There exist numerous tours for image segmentation. For instance, automatic processing is advantageous when it is applied to well defined structures and standard contouring definitions. However, this technique is sometimes unattainable due to limitations such as image acquisition errors, abnormalities in the image content and the presence of local image ambiguities. In order to overcome the afore-mentioned drawbacks of image segmentation based on pure automatic image processing, a number of approaches to incorporate user information into automatic image processing have been developed. In particular, user inputs are involved in contour correction in order to speed up and simplify the delineation of structures contained in the medical images.
There exist several main types of inputs which can be provided by the user during the interactive segmentation process. For instance, the user may set the value for one or more segmentation parameters such as the threshold level for binarization, weighting factors in a cost function of the deformable model, quality level used to define a quality criterion by an objective function, etc.

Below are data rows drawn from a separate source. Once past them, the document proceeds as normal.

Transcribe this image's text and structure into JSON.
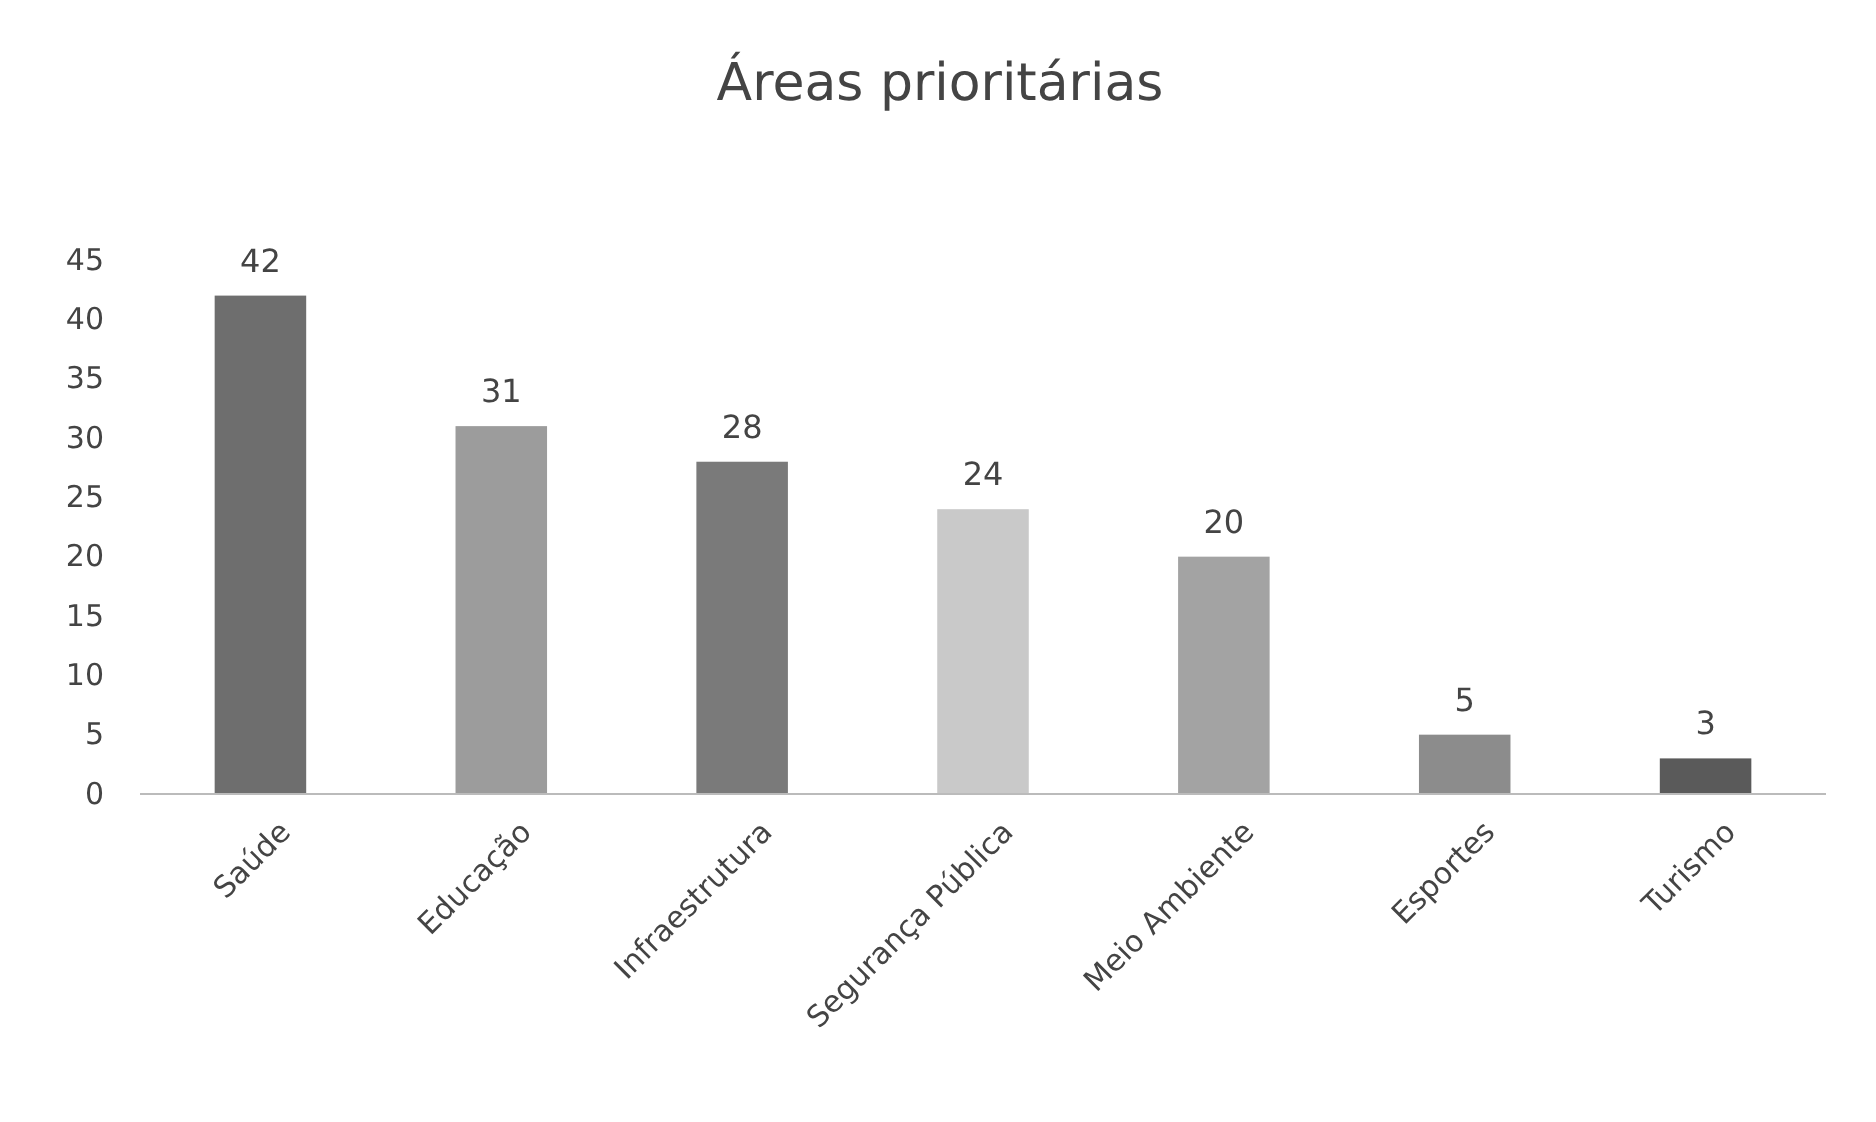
{
  "chart_data": {
    "type": "bar",
    "title": "Áreas prioritárias",
    "categories": [
      "Saúde",
      "Educação",
      "Infraestrutura",
      "Segurança Pública",
      "Meio Ambiente",
      "Esportes",
      "Turismo"
    ],
    "values": [
      42,
      31,
      28,
      24,
      20,
      5,
      3
    ],
    "colors": [
      "#6e6e6e",
      "#9c9c9c",
      "#7a7a7a",
      "#c9c9c9",
      "#a3a3a3",
      "#8c8c8c",
      "#5a5a5a"
    ],
    "ylim": [
      0,
      45
    ],
    "yticks": [
      0,
      5,
      10,
      15,
      20,
      25,
      30,
      35,
      40,
      45
    ],
    "data_labels": true
  }
}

Other approaches enable the user to draw an initial contour around a target structure and to adjust the initial contour by improving its matching to the target structure. This can be done using one or more algorithmic models known in the art, including active contour, graph cut, elastic contour model and model-based segmentation, etc.

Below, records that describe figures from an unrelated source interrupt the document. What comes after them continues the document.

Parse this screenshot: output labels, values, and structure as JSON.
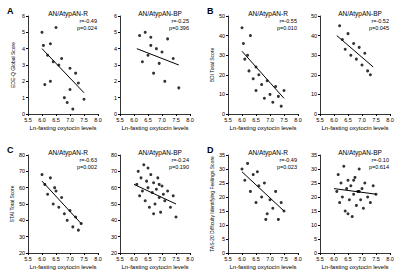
{
  "chart_data": [
    {
      "type": "scatter",
      "panel": "A",
      "title": "AN/AtypAN-R",
      "x_label": "Ln-fasting oxytocin levels",
      "y_label": "EDE-Q Global Score",
      "annotations": [
        "r=-0.49",
        "p=0.024"
      ],
      "grid": false,
      "xlim": [
        5.5,
        8.0
      ],
      "xticks": [
        {
          "value": 5.5,
          "label": "5.5"
        },
        {
          "value": 6.0,
          "label": "6.0"
        },
        {
          "value": 6.5,
          "label": "6.5"
        },
        {
          "value": 7.0,
          "label": "7.0"
        },
        {
          "value": 7.5,
          "label": "7.5"
        },
        {
          "value": 8.0,
          "label": "8.0"
        }
      ],
      "ylim": [
        0,
        6
      ],
      "yticks": [
        0,
        1,
        2,
        3,
        4,
        5,
        6
      ],
      "series": [
        {
          "type": "scatter",
          "color": "#000000",
          "marker": "circle",
          "x": [
            6.0,
            6.05,
            6.1,
            6.2,
            6.3,
            6.3,
            6.4,
            6.5,
            6.6,
            6.7,
            6.8,
            6.9,
            7.0,
            7.0,
            7.1,
            7.2,
            7.3,
            7.5
          ],
          "values": [
            5.0,
            4.2,
            1.8,
            3.6,
            4.3,
            2.0,
            3.2,
            5.3,
            3.0,
            3.4,
            1.0,
            0.7,
            2.8,
            1.5,
            0.3,
            2.5,
            1.9,
            0.9
          ]
        },
        {
          "type": "line",
          "color": "#000000",
          "line_style": "solid",
          "x": [
            6.0,
            7.5
          ],
          "values": [
            4.0,
            1.3
          ]
        }
      ]
    },
    {
      "type": "scatter",
      "title": "AN/AtypAN-BP",
      "x_label": "Ln-fasting oxytocin levels",
      "annotations": [
        "r=-0.25",
        "p=0.396"
      ],
      "grid": false,
      "xlim": [
        5.5,
        8.0
      ],
      "xticks": [
        {
          "value": 5.5,
          "label": "5.5"
        },
        {
          "value": 6.0,
          "label": "6.0"
        },
        {
          "value": 6.5,
          "label": "6.5"
        },
        {
          "value": 7.0,
          "label": "7.0"
        },
        {
          "value": 7.5,
          "label": "7.5"
        },
        {
          "value": 8.0,
          "label": "8.0"
        }
      ],
      "ylim": [
        0,
        6
      ],
      "yticks": [
        0,
        1,
        2,
        3,
        4,
        5,
        6
      ],
      "series": [
        {
          "type": "scatter",
          "color": "#000000",
          "marker": "circle",
          "x": [
            6.2,
            6.3,
            6.4,
            6.5,
            6.6,
            6.7,
            6.8,
            6.9,
            7.0,
            7.1,
            7.2,
            7.4,
            7.6,
            6.6
          ],
          "values": [
            4.8,
            3.2,
            5.0,
            3.6,
            4.2,
            2.5,
            4.0,
            3.1,
            3.8,
            2.0,
            4.6,
            3.4,
            1.6,
            4.7
          ]
        },
        {
          "type": "line",
          "color": "#000000",
          "line_style": "solid",
          "x": [
            6.1,
            7.6
          ],
          "values": [
            4.0,
            3.0
          ]
        }
      ]
    },
    {
      "type": "scatter",
      "panel": "B",
      "title": "AN/AtypAN-R",
      "x_label": "Ln-fasting oxytocin levels",
      "y_label": "BDI Total Score",
      "annotations": [
        "r=-0.55",
        "p=0.010"
      ],
      "grid": false,
      "xlim": [
        5.5,
        8.0
      ],
      "xticks": [
        {
          "value": 5.5,
          "label": "5.5"
        },
        {
          "value": 6.0,
          "label": "6.0"
        },
        {
          "value": 6.5,
          "label": "6.5"
        },
        {
          "value": 7.0,
          "label": "7.0"
        },
        {
          "value": 7.5,
          "label": "7.5"
        },
        {
          "value": 8.0,
          "label": "8.0"
        }
      ],
      "ylim": [
        0,
        50
      ],
      "yticks": [
        0,
        10,
        20,
        30,
        40,
        50
      ],
      "series": [
        {
          "type": "scatter",
          "color": "#000000",
          "marker": "circle",
          "x": [
            6.0,
            6.05,
            6.1,
            6.2,
            6.25,
            6.3,
            6.4,
            6.5,
            6.5,
            6.6,
            6.7,
            6.8,
            6.9,
            7.0,
            7.1,
            7.2,
            7.3,
            7.4,
            7.5
          ],
          "values": [
            44,
            36,
            28,
            30,
            22,
            40,
            18,
            24,
            12,
            20,
            15,
            8,
            17,
            10,
            6,
            14,
            9,
            4,
            12
          ]
        },
        {
          "type": "line",
          "color": "#000000",
          "line_style": "solid",
          "x": [
            6.0,
            7.5
          ],
          "values": [
            32,
            8
          ]
        }
      ]
    },
    {
      "type": "scatter",
      "title": "AN/AtypAN-BP",
      "x_label": "Ln-fasting oxytocin levels",
      "annotations": [
        "r=-0.52",
        "p=0.045"
      ],
      "grid": false,
      "xlim": [
        5.5,
        8.0
      ],
      "xticks": [
        {
          "value": 5.5,
          "label": "5.5"
        },
        {
          "value": 6.0,
          "label": "6.0"
        },
        {
          "value": 6.5,
          "label": "6.5"
        },
        {
          "value": 7.0,
          "label": "7.0"
        },
        {
          "value": 7.5,
          "label": "7.5"
        },
        {
          "value": 8.0,
          "label": "8.0"
        }
      ],
      "ylim": [
        0,
        50
      ],
      "yticks": [
        0,
        10,
        20,
        30,
        40,
        50
      ],
      "series": [
        {
          "type": "scatter",
          "color": "#000000",
          "marker": "circle",
          "x": [
            6.2,
            6.3,
            6.4,
            6.5,
            6.6,
            6.7,
            6.8,
            6.9,
            7.0,
            7.1,
            7.2,
            7.3
          ],
          "values": [
            45,
            38,
            33,
            41,
            30,
            36,
            28,
            34,
            25,
            31,
            22,
            20
          ]
        },
        {
          "type": "line",
          "color": "#000000",
          "line_style": "solid",
          "x": [
            6.1,
            7.4
          ],
          "values": [
            40,
            24
          ]
        }
      ]
    },
    {
      "type": "scatter",
      "panel": "C",
      "title": "AN/AtypAN-R",
      "x_label": "Ln-fasting oxytocin levels",
      "y_label": "STAI Total Score",
      "annotations": [
        "r=-0.63",
        "p=0.002"
      ],
      "grid": false,
      "xlim": [
        5.5,
        8.0
      ],
      "xticks": [
        {
          "value": 5.5,
          "label": "5.5"
        },
        {
          "value": 6.0,
          "label": "6.0"
        },
        {
          "value": 6.5,
          "label": "6.5"
        },
        {
          "value": 7.0,
          "label": "7.0"
        },
        {
          "value": 7.5,
          "label": "7.5"
        },
        {
          "value": 8.0,
          "label": "8.0"
        }
      ],
      "ylim": [
        20,
        80
      ],
      "yticks": [
        20,
        30,
        40,
        50,
        60,
        70,
        80
      ],
      "series": [
        {
          "type": "scatter",
          "color": "#000000",
          "marker": "circle",
          "x": [
            6.0,
            6.1,
            6.2,
            6.3,
            6.4,
            6.5,
            6.6,
            6.7,
            6.8,
            6.9,
            7.0,
            7.1,
            7.2,
            7.3,
            7.4,
            6.45
          ],
          "values": [
            68,
            62,
            56,
            66,
            50,
            58,
            48,
            54,
            44,
            40,
            46,
            36,
            42,
            34,
            38,
            60
          ]
        },
        {
          "type": "line",
          "color": "#000000",
          "line_style": "solid",
          "x": [
            6.0,
            7.4
          ],
          "values": [
            64,
            38
          ]
        }
      ]
    },
    {
      "type": "scatter",
      "title": "AN/AtypAN-BP",
      "x_label": "Ln-fasting oxytocin levels",
      "annotations": [
        "r=-0.24",
        "p=0.190"
      ],
      "grid": false,
      "xlim": [
        5.5,
        8.0
      ],
      "xticks": [
        {
          "value": 5.5,
          "label": "5.5"
        },
        {
          "value": 6.0,
          "label": "6.0"
        },
        {
          "value": 6.5,
          "label": "6.5"
        },
        {
          "value": 7.0,
          "label": "7.0"
        },
        {
          "value": 7.5,
          "label": "7.5"
        },
        {
          "value": 8.0,
          "label": "8.0"
        }
      ],
      "ylim": [
        20,
        80
      ],
      "yticks": [
        20,
        30,
        40,
        50,
        60,
        70,
        80
      ],
      "series": [
        {
          "type": "scatter",
          "color": "#000000",
          "marker": "circle",
          "x": [
            6.1,
            6.15,
            6.2,
            6.25,
            6.3,
            6.35,
            6.4,
            6.45,
            6.5,
            6.55,
            6.6,
            6.65,
            6.7,
            6.75,
            6.8,
            6.85,
            6.9,
            6.95,
            7.0,
            7.05,
            7.1,
            7.2,
            7.3,
            7.4,
            7.5,
            6.5,
            6.7,
            6.9
          ],
          "values": [
            62,
            70,
            55,
            66,
            58,
            74,
            52,
            64,
            60,
            48,
            68,
            57,
            63,
            50,
            59,
            66,
            54,
            45,
            61,
            56,
            52,
            58,
            48,
            55,
            42,
            72,
            44,
            62
          ]
        },
        {
          "type": "line",
          "color": "#000000",
          "line_style": "solid",
          "x": [
            6.0,
            7.5
          ],
          "values": [
            62,
            50
          ]
        }
      ]
    },
    {
      "type": "scatter",
      "panel": "D",
      "title": "AN/AtypAN-R",
      "x_label": "Ln-fasting oxytocin levels",
      "y_label": "TAS-20 Difficulty Identifying Feelings Score",
      "annotations": [
        "r=-0.49",
        "p=0.023"
      ],
      "grid": false,
      "xlim": [
        5.5,
        8.0
      ],
      "xticks": [
        {
          "value": 5.5,
          "label": "5.5"
        },
        {
          "value": 6.0,
          "label": "6.0"
        },
        {
          "value": 6.5,
          "label": "6.5"
        },
        {
          "value": 7.0,
          "label": "7.0"
        },
        {
          "value": 7.5,
          "label": "7.5"
        },
        {
          "value": 8.0,
          "label": "8.0"
        }
      ],
      "ylim": [
        0,
        35
      ],
      "yticks": [
        0,
        5,
        10,
        15,
        20,
        25,
        30,
        35
      ],
      "series": [
        {
          "type": "scatter",
          "color": "#000000",
          "marker": "circle",
          "x": [
            6.0,
            6.1,
            6.2,
            6.3,
            6.4,
            6.5,
            6.6,
            6.7,
            6.8,
            6.9,
            7.0,
            7.1,
            7.2,
            7.3,
            7.4,
            7.5,
            6.55,
            6.85
          ],
          "values": [
            30,
            26,
            32,
            22,
            28,
            18,
            24,
            20,
            25,
            14,
            19,
            16,
            22,
            12,
            18,
            15,
            29,
            12
          ]
        },
        {
          "type": "line",
          "color": "#000000",
          "line_style": "solid",
          "x": [
            6.0,
            7.5
          ],
          "values": [
            29,
            15
          ]
        }
      ]
    },
    {
      "type": "scatter",
      "title": "AN/AtypAN-BP",
      "x_label": "Ln-fasting oxytocin levels",
      "annotations": [
        "r=-0.10",
        "p=0.614"
      ],
      "grid": false,
      "xlim": [
        5.5,
        8.0
      ],
      "xticks": [
        {
          "value": 5.5,
          "label": "5.5"
        },
        {
          "value": 6.0,
          "label": "6.0"
        },
        {
          "value": 6.5,
          "label": "6.5"
        },
        {
          "value": 7.0,
          "label": "7.0"
        },
        {
          "value": 7.5,
          "label": "7.5"
        },
        {
          "value": 8.0,
          "label": "8.0"
        }
      ],
      "ylim": [
        0,
        35
      ],
      "yticks": [
        0,
        5,
        10,
        15,
        20,
        25,
        30,
        35
      ],
      "series": [
        {
          "type": "scatter",
          "color": "#000000",
          "marker": "circle",
          "x": [
            6.1,
            6.15,
            6.2,
            6.25,
            6.3,
            6.35,
            6.4,
            6.45,
            6.5,
            6.55,
            6.6,
            6.65,
            6.7,
            6.75,
            6.8,
            6.85,
            6.9,
            6.95,
            7.0,
            7.05,
            7.1,
            7.2,
            7.3,
            7.4,
            7.5,
            6.5,
            6.7,
            6.9
          ],
          "values": [
            22,
            28,
            18,
            25,
            20,
            31,
            15,
            23,
            26,
            19,
            24,
            13,
            21,
            27,
            17,
            22,
            30,
            19,
            23,
            16,
            25,
            20,
            18,
            24,
            21,
            14,
            26,
            22
          ]
        },
        {
          "type": "line",
          "color": "#000000",
          "line_style": "solid",
          "x": [
            6.0,
            7.5
          ],
          "values": [
            23,
            21
          ]
        }
      ]
    }
  ]
}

There exist also interactive segmentation tours which take user-initiated motions into account. When a user draws the initial contour, he usually sets an image positioner means such as a mouse into motion. This user-initiated motion is then translated into an initial contour. One example of these approaches is the life lane method where the mouse speed is used as an indication of local image quality in order to dynamically calibrate weights in a cost function. However, the approaches known in the art are limited in their accuracy and efficiency since the information about user-initiated motions is not effectively applied to speed up a process of image segmentation.

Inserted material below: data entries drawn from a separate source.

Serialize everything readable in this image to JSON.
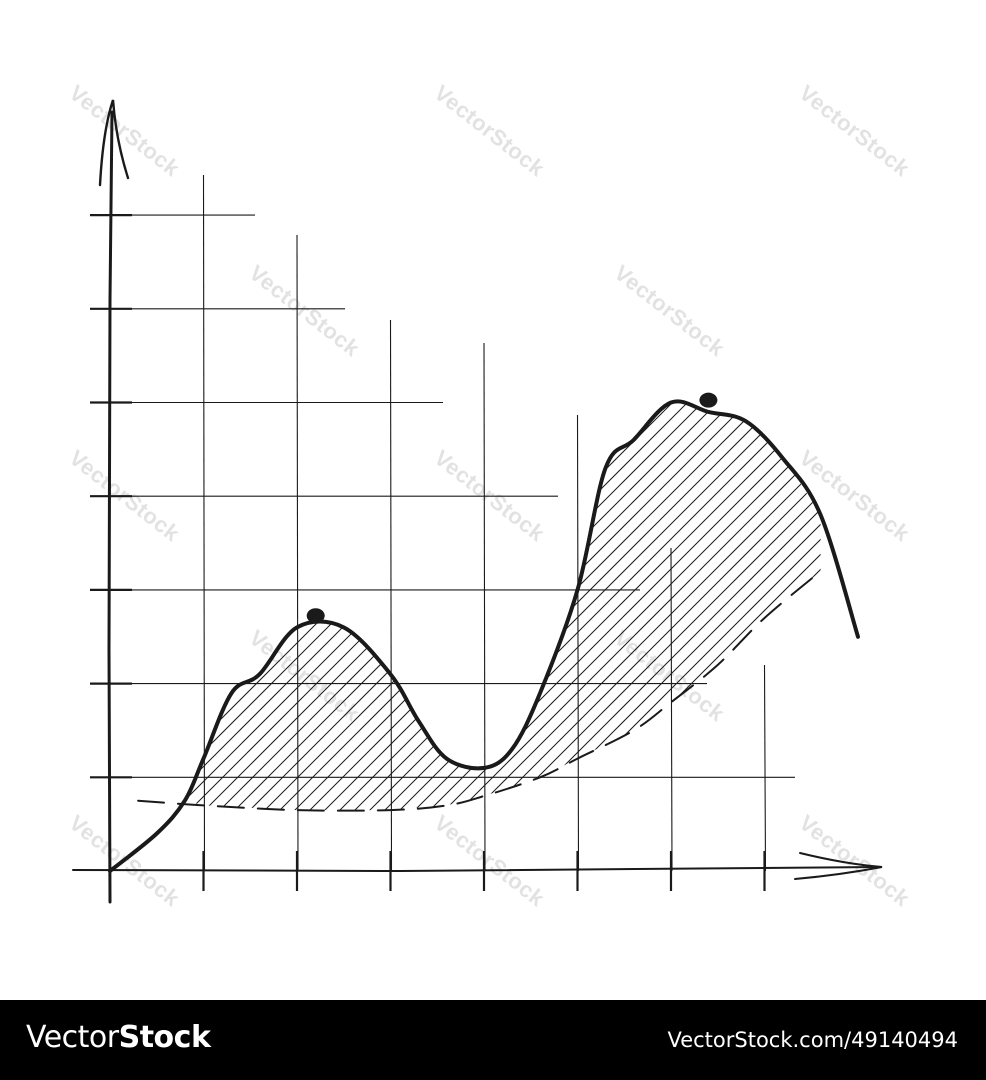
{
  "watermark": {
    "text": "VectorStock"
  },
  "footer": {
    "brand_main": "Vector",
    "brand_bold": "Stock",
    "image_id": "VectorStock.com/49140494"
  },
  "colors": {
    "ink": "#1a1a1a",
    "background": "#ffffff",
    "footer_bg": "#000000",
    "footer_text": "#ffffff",
    "watermark": "#d9d9d9"
  },
  "chart_data": {
    "type": "line",
    "style": "hand-drawn sketch",
    "title": "",
    "xlabel": "",
    "ylabel": "",
    "xlim": [
      0,
      8.5
    ],
    "ylim": [
      0,
      7.8
    ],
    "x_ticks": [
      1,
      2,
      3,
      4,
      5,
      6,
      7
    ],
    "y_ticks": [
      1,
      2,
      3,
      4,
      5,
      6,
      7
    ],
    "grid": true,
    "legend": "none",
    "series": [
      {
        "role": "main curve",
        "line": "solid",
        "x": [
          0,
          0.5,
          0.8,
          1.0,
          1.3,
          1.6,
          2.0,
          2.5,
          3.0,
          3.3,
          3.6,
          4.0,
          4.3,
          4.6,
          5.0,
          5.3,
          5.6,
          6.0,
          6.4,
          6.8,
          7.2,
          7.6,
          8.0
        ],
        "y": [
          0.0,
          0.4,
          0.75,
          1.2,
          1.9,
          2.1,
          2.6,
          2.6,
          2.1,
          1.6,
          1.2,
          1.1,
          1.3,
          1.9,
          3.0,
          4.3,
          4.6,
          5.0,
          4.9,
          4.8,
          4.4,
          3.8,
          2.5
        ]
      },
      {
        "role": "lower bound",
        "line": "dashed",
        "x": [
          0.3,
          1.0,
          2.0,
          3.0,
          3.6,
          4.0,
          4.6,
          5.0,
          5.6,
          6.0,
          6.5,
          7.0,
          7.6
        ],
        "y": [
          0.75,
          0.7,
          0.65,
          0.65,
          0.7,
          0.8,
          1.0,
          1.2,
          1.5,
          1.8,
          2.2,
          2.7,
          3.2
        ]
      }
    ],
    "markers": [
      {
        "x": 2.2,
        "y": 2.65
      },
      {
        "x": 6.4,
        "y": 4.95
      }
    ],
    "shaded_region": "hatched area between main curve and lower bound"
  }
}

In addition, the delineation of structures on 3D medical images slice by slice is tedious and time consuming. Though current delineation tools allow the user to outline a structure or fill it from within, the required accuracy of the user is rather high. Some smart tools snap to image gradients, but the delineation still requires a lot of precise mouse movements. The planning of intensity modulated radiotherapy requires delineation of risk structures in the planning CT. Often, this is done manually and the user has to outline the structure carefully with a contouring tool, which is very time consuming. To outline all structures for a head & neck RT planning case might take up to 10 hours. There are some image processing techniques to aid this process: For example the lung can be contoured by setting a threshold and a seed point. However, this strategy only works for very few structures. Automated or semi-automated contouring methods exist, but still need to be corrected or re-done for many cases. Further, many algorithms require prior knowledge on structures to contour from a library. Thus, for many known structures and all new or uncommon structures, still a lot of time is needed for accurate delineation.
In “Olabarriaga et al., Interaction in the segmentation of medical images: A survey”, Medical Image Analysis 5 (2001) 127-142, existing interactive segmentation methods are discussed with respect to the aspects including the type of user input, how the user input affects the computational part of the segmentation process and the purpose of user interaction.